4. And acquiring a mixed word vector according to a preprocessing method. The output is [ [0.321,0.261, -0.156, … ], [ -0.081, -0.004, -0.094, … ], [0.024, -0.813, -0.782, … ], … ]

5. And inputting the mixed word vector into a trained neural network model, and outputting the initial position probability of the subject [0.002,0.208,0.1023, … ], the ending position probability of the subject [0.001,0.001,0.005, …,0.238,0.001], and connecting the positions of the initial probability maximum probability and the ending maximum probability to obtain the subject which is the upper lobe of the left lung. And obtaining the predicates and the objects in the same way.

6. The final output is [ left superior lung lobe, left supraglottic lymph node, 2.0 x 3.0CM ]

Thirdly, outputting an information extraction result:

left superior lung lobe (S primary tumor site) left pulmonary portal lymph node (P left pulmonary portal lymph node) 2.0 x 3.0CM (O primary lesion size).

Example 2

Medical text input: patients who open XX before 1 month have no obvious inducement to have retraction snivel, no symptoms such as nasal obstruction, facial numbness, double vision, hearing loss, headache and the like, and the local XXX hospital is treated for diagnosis and treatment, nasopharyngoscope is perfected and biopsy is taken: undifferentiated non-keratinizing carcinoma.

Outputting an information extraction result: zhang XX (S patient name) visit (P patient and hospital relationship) XXX hospital (O visit hospital name)

The extraction implementation processing procedure of this embodiment refers to embodiment 1.

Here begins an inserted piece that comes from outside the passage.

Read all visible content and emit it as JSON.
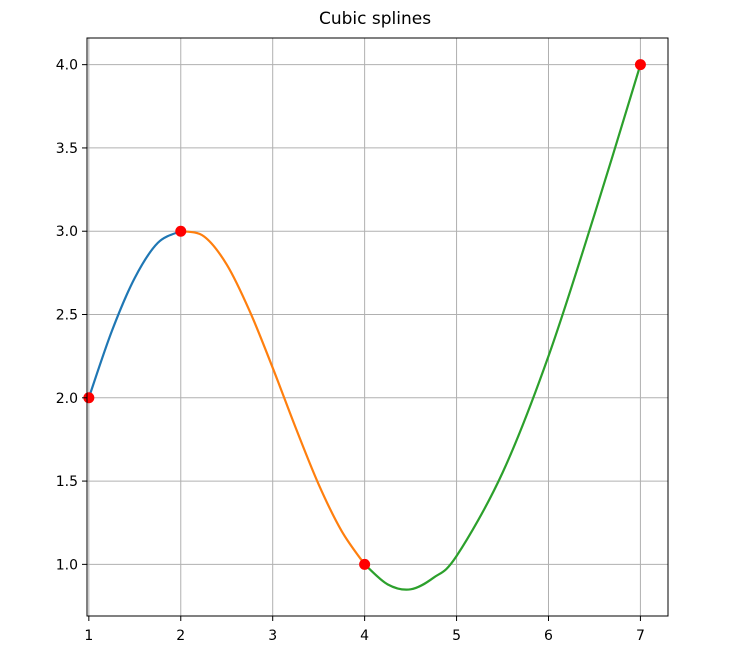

Although embodiments of the present invention have been shown and described, it will be appreciated by those skilled in the art that changes, modifications, substitutions and alterations can be made in these embodiments without departing from the principles and spirit of the invention, the scope of which is defined in the appended claims and their equivalents.

Claims

1. A medical text information automatic extraction method based on a deep neural network is characterized in that historical accumulated extraction data are used as a labeling data set, a deep neural network model is built, medical insurance unstructured text data are input, and entity information and relationships set by specific medical insurance auditors are output.

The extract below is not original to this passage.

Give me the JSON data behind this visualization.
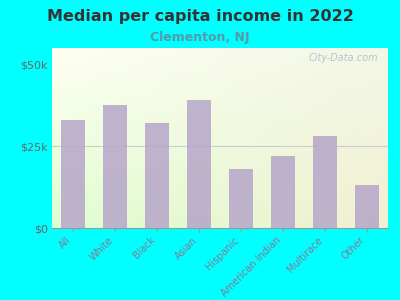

2. The automatic extraction method of medical text information based on deep neural network as claimed in claim 1, wherein the method specifically comprises the following implementation steps:

3. The method as claimed in claim 2, wherein the multi-pattern matching algorithm is an Aho-Corsick automaton.

4. The method as claimed in claim 2, wherein in the model training stage, position coding is used as model input, denoted as E, the E is input into a 12-layer deep neural network model structure, a new output is obtained through calculation, denoted as H1, an H1 vector is transmitted into a self-attention layer, then the head and tail positions of S are predicted, a label S is randomly sampled, a sub-vector corresponding to H1 is mapped and input into a bidirectional sequence model, a coding vector of S is obtained, the coding vector of S is a coding vector with a length equal to that of the input sequence, after H1 is transmitted into another self-attention layer, a vector output is spliced, denoted as H2, H2 after splicing is transmitted into a convolutional layer and a fully-connected layer, and finally O is predicted by using a double-S function structure, and P position, storing the training model to the local.